Hebrew Language Academy prepares to open under scrutiny

The city’s first Hebrew-language school will open this fall, but the charter school’s ethnic makeup and curriculum are causing some to worry that it will cross the church-state divide.

In an article in this week’s Forward, Gal Beckerman profiles the controversial Hebrew Language Academy, which is cohabiting with a Yeshiva in Mill Basin, Brooklyn after a long search for building space. Principal Maureen Campbell, a former city public school teacher and administrator, tells Beckerman that she’s not fretting about treading on the line between church and state.

As for whether she felt worried about the line between religion and state that critics said the school was toeing: “It’s actually not a thin line,” she said. “It is a line that is very clear. The church and state separation in New York is very clear. You can teach a culture and a language without encouraging the observance of a religion.”

The piece delves into the school’s racial composition, which is drawing criticism from those who worry it will inspire discrimination by becoming an enclave of white Jewish children in a racially diverse neighborhood.

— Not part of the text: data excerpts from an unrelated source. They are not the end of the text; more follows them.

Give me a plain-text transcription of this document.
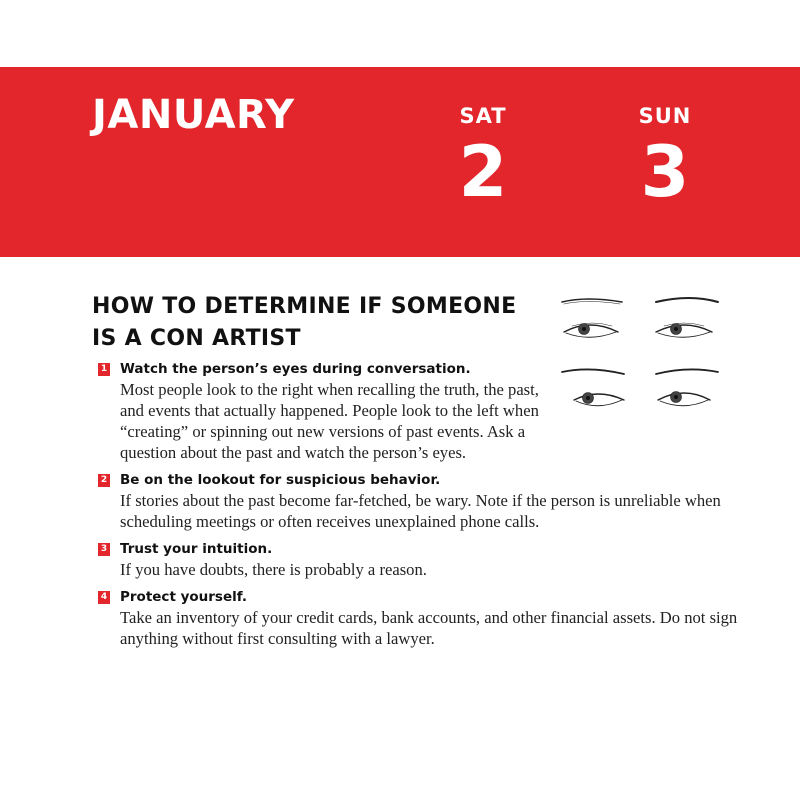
JANUARY	SAT
2
SUN
3
HOW TO DETERMINE IF SOMEONE
IS A CON ARTIST
1 Watch the person’s eyes during conversation.
Most people look to the right when recalling the truth, the past, and events that actually happened. People look to the left when “creating” or spinning out new versions of past events. Ask a question about the past and watch the person’s eyes.
2 Be on the lookout for suspicious behavior.
If stories about the past become far-fetched, be wary. Note if the person is unreliable when scheduling meetings or often receives unexplained phone calls.
3 Trust your intuition.
If you have doubts, there is probably a reason.
4 Protect yourself.
Take an inventory of your credit cards, bank accounts, and other financial assets. Do not sign anything without first consulting with a lawyer.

There is sure to be even more skepticism about the school, now that the ethnic makeup of its first incoming class of 150 first graders and kindergarteners is being made public. The school’s charter spoke of expecting the student body to “reflect the population of the target community,” which is 47% black, 13% Asian, 12% Hispanic and only 27% white. But according to statistics provided by the school, 61% of its students are white, and of those, an overwhelming number speak Russian or Hebrew as a first language at home and have parents who were born in the former Soviet Union or in Israel… …The charge that the school will create an ethnically white enclave in an otherwise multiracial district is challenged vigorously by the school’s defenders. They claim that the Hebrew Language Academy actually will be the most diverse primary school in the district. School District 22 is otherwise extremely segregated, school supporters argue, pointing to two primary schools within a few miles from each other, P.S. 195 and P.S. 194, which have student bodies that are 93% and 8% white, respectively.

Campbell, who is the child of Jamaican immigrants, is also discussed in the piece, as some wonder whether her race played a factor in her hiring. Marc Stern, co-executive director of the American Jewish Congress, says that she was brought in to “more easily neutralize opposition,” while David Gedzelman, who works for the school’s founding philanthropist Michael Steinhardt, calls Campell’s background “an unintended consequence that is positive.”